为了研究摆振试验跑道模拟装置（飞轮）弧面对起落架摆振试验影响的问题，以

In order to study the influence of the camber surface of the runway simulation device (flywheel) on the sway vibration test of the landing gear, the former landing gear was taken as the research object, and the landing gear sway vibration considering the influence of the rolling of the camber surface of the tire was established based on the second-order tire tensioning theory. The analysis model is combined with the classical sway analysis method to simulate the influence of the large flywheel camber. The results show that: 1) the cambered surface of the flywheel affects the rolling characteristics of the tire; 2) the cambered surface of the flywheel reduces the critical damping required for the anti-sway of the landing gear, increases the stable area of ​​sway vibration, and decreases the unstable area; 3) this effect increases with the flywheel The radius increases and decreases, and increases as the tire radius increases; 4) For the landing gear with the tire radius within 0.5m, when the flywheel radius of the test bench reaches 2.5m, the system anti-sway critical damping error does not exceed 7.11% , to meet the engineering requirements. This conclusion can provide a reference for the evaluation of laboratory landing gear sway test results.

In order to study the influence of the runway simulation device (flywheel) arc on the landing gear shimmy test, the landing gear was taken as the research object in the past. Based on the second-order tension theory of tire, the landing gear shimmy analysis model considering the rolling influence of tire arc was established, and the influence of large flywheel arc was simulated combined with the classical shimmy analysis method. The results show that: 1) the camber of flywheel affects the rolling characteristics of tire; 2) The flywheel camber reduces the critical damping required for landing gear anti swing, increases the swing stability area and decreases the unstable area; 3) This effect decreases with the increase of flywheel radius and increases with the increase of tire radius; 4) For the landing gear with tire radius less than 0.5m, when the flywheel radius of the test bench reaches 2.5m, the critical damping error of the system anti swing shall not exceed 7.11%, meeting the engineering requirements. The conclusion can provide a reference for the evaluation of landing gear shimmy test results in the laboratory.

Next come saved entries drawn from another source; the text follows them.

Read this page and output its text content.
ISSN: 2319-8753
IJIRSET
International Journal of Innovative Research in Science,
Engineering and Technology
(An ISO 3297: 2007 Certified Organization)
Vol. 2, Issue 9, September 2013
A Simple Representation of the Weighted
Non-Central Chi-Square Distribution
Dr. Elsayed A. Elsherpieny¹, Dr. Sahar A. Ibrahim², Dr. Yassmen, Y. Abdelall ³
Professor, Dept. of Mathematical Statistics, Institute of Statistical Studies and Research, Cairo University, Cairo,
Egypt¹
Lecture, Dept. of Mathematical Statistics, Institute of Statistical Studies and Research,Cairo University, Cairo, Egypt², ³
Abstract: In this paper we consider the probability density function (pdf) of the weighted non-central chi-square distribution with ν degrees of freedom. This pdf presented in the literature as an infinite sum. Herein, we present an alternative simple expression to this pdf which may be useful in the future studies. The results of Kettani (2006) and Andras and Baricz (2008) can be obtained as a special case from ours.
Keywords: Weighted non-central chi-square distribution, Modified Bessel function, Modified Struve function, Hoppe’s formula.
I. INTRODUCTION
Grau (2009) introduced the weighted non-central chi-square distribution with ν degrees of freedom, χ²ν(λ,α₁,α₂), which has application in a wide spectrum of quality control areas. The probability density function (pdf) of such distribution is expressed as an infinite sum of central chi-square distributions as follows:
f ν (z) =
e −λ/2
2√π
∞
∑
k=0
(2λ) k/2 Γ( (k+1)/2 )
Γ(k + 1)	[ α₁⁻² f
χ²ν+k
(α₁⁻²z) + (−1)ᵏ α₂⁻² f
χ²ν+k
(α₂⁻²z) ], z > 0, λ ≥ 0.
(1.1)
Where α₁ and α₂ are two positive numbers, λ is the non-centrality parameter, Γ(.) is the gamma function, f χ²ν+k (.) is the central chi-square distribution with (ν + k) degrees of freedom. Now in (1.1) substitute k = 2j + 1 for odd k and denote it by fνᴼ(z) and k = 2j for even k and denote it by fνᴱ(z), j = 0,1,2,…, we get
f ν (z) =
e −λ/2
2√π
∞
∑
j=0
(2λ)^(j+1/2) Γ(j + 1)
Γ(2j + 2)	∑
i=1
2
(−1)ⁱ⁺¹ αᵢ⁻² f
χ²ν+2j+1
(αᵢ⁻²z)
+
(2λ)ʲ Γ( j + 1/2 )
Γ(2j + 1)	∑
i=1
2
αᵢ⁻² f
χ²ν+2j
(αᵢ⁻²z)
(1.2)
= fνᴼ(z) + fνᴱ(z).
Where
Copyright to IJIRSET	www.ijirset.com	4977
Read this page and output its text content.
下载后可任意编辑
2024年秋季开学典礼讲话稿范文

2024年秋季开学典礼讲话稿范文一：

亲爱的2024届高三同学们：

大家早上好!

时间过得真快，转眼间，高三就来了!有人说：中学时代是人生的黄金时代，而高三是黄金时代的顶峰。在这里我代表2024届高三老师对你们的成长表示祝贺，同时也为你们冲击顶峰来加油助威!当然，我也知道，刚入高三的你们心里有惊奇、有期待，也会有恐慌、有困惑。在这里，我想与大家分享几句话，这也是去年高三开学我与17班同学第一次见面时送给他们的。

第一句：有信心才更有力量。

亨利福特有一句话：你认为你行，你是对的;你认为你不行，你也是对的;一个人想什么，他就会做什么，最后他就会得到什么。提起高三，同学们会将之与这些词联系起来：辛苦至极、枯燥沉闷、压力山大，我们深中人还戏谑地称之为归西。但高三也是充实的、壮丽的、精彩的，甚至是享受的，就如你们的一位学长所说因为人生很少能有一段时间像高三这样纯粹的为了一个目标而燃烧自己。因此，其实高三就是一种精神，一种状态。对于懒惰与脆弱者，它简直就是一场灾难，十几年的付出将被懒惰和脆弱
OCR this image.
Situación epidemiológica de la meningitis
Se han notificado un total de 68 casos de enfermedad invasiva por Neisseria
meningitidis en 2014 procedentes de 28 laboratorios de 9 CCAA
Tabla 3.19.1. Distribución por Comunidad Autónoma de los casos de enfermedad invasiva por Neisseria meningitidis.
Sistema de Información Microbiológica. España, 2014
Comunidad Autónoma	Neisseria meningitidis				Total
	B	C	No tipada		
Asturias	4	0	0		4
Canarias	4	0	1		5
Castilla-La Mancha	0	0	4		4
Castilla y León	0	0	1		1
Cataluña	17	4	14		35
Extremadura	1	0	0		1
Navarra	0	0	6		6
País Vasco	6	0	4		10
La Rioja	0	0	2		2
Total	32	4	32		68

In order to study the influence of the runway simulator (flywheel) camber on the landing gear shimmy test, the front landing gear was taken as the research object, and the shimmy analysis model of landing gear considering the rolling influence of the tire camber was established based on the second-order tire tension theory, and the influence of the flywheel camber was simulated by combining with the classical shimmy analysis method. The results show that: 1) the flywheel camber affects the tire rolling characteristics; 2) The flywheel camber reduces the critical damping required by landing gear anti-shimmy, increases the shimmy stability region and reduces the unstable region; 3) This influence decreases with the increase of flywheel radius and increases with the increase of tire radius; 4) For the landing gear with the tire radius less than 0.5m, when the flywheel radius of the test bench reaches 2.5m, the critical damping error of the anti-swing system does not exceed 7.11%, which meets the engineering requirements. The conclusion can provide reference for the evaluation of landing gear shimmy test results in laboratory.